I 100% agree what Marko Said in one of the interviews,
That just picking a car and track is not good enough in this day and age,
Very excited for evo🔥
It is so true different people want to see different things as the purpose for EVO to become their go to platform.and for me, the user Championships - plus I really cant see a lot of the content I value (eg the ASR 90’s F1 seasons) coming cross to Evo)
The sentence about picking a car and track is not good enough. To me, at my age, it is enough.I dont see that as bad thing, i think that is one of the reasons why i am extra excited for evo,
The fact that kunos will add both a career mode with ingame economy, and the option to modify cars is really game changing in my opinion,
And of free roam maps will have the abillity to drive to workshops and dealerships it will be absolutly insane,
We could have the best part of both forza horizon, test drive unlimited and gran turismo on our hands while still doing simulation physics.
Ac1 rely almost only on modding, the base game was quite lacking,
I stop played it because there was just no progression or reason to really come back to it,
Ac evo seems to be able to do so much more both in terms of features and gamemodes campared to ac1,
The base game will most likely be much bigger than ac1,
Even if it gets less modding than ac1, ac evo is still going to be bigger for me,
The game can have thousands of cars but if there is nothing you can really do with them its not going to catch my intrest as much in the longrun
I rather have 200 cars with options like upgrade the engine and other customize options than thousands of cars you cant do anything with,
Ac evo could be the very first simulator that could pretty much do anything regardless of what you intrest are.
I 100% agree what Marko Said in one of the interviews,
That just picking a car and track is not good enough in this day and age,
Very excited for evo🔥
Can't agree, for every amazing mod that reflects the very best that can be done with the tools, i.e. any track Fat-Alfie has done, we have dozens and dozens of mods that are poorly modded crud.In nearly every case, community created content is far better than anything from a business. Community has endless time and can make endless revisions and is fueled by the greatest passions. business is profit and time is money. Art and Passion can not be bound by project MBA manager PHBs.

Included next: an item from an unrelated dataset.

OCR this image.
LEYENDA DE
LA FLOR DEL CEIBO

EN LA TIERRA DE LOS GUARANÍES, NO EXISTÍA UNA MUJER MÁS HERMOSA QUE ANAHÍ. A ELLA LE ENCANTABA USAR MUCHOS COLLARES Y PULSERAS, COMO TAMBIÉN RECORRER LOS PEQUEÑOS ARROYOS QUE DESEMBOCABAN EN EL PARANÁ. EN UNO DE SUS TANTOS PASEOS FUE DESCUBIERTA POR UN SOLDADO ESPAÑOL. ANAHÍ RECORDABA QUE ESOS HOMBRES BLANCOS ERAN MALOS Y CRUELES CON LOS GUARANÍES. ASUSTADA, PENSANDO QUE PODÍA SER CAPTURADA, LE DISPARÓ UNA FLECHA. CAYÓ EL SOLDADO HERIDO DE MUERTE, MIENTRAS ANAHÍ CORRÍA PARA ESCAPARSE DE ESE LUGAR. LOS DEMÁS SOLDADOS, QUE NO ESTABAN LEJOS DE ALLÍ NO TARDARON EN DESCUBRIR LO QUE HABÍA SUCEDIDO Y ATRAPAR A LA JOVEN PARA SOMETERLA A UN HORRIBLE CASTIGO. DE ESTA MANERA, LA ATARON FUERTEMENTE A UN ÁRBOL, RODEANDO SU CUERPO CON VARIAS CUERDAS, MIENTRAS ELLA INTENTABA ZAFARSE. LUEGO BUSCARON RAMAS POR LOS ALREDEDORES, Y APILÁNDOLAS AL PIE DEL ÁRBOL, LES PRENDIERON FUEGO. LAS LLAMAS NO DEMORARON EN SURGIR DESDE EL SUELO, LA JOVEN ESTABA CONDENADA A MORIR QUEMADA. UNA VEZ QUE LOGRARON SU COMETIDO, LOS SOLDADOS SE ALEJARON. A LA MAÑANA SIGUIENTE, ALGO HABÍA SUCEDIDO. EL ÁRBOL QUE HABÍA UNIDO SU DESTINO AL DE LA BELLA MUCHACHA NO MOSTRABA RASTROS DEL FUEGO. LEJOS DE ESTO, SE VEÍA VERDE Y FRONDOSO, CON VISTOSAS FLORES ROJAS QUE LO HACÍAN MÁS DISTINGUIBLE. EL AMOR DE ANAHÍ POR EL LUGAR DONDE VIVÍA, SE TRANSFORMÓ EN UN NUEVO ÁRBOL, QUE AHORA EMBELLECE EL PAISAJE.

There is a lot of crud no doubt, but some of my favorite AC tracks and cars are non-Kunos mods (Fat Alfie, Lilski, ASR, RSS, VRC, URD, Sergio Loro, et al). Having said that some of the crud has been useful in filling out grids, providing tracks that no one would ever do etc My question for Evo is how much of that great content will get to Evo without restriction? I could see a VRC mod, say FA2024 being sanctioned, but what about all the real skins that the community produces? Will they be allowed? I can't see F1 licensing allowing that if it's via an official mod "shop".Can't agree, for every amazing mod that reflects the very best that can be done with the tools, i.e. any track Fat-Alfie has done, we have dozens and dozens of mods that are poorly modded crud.
Yes modded content can be great, but most of it, if we're honest, isn't.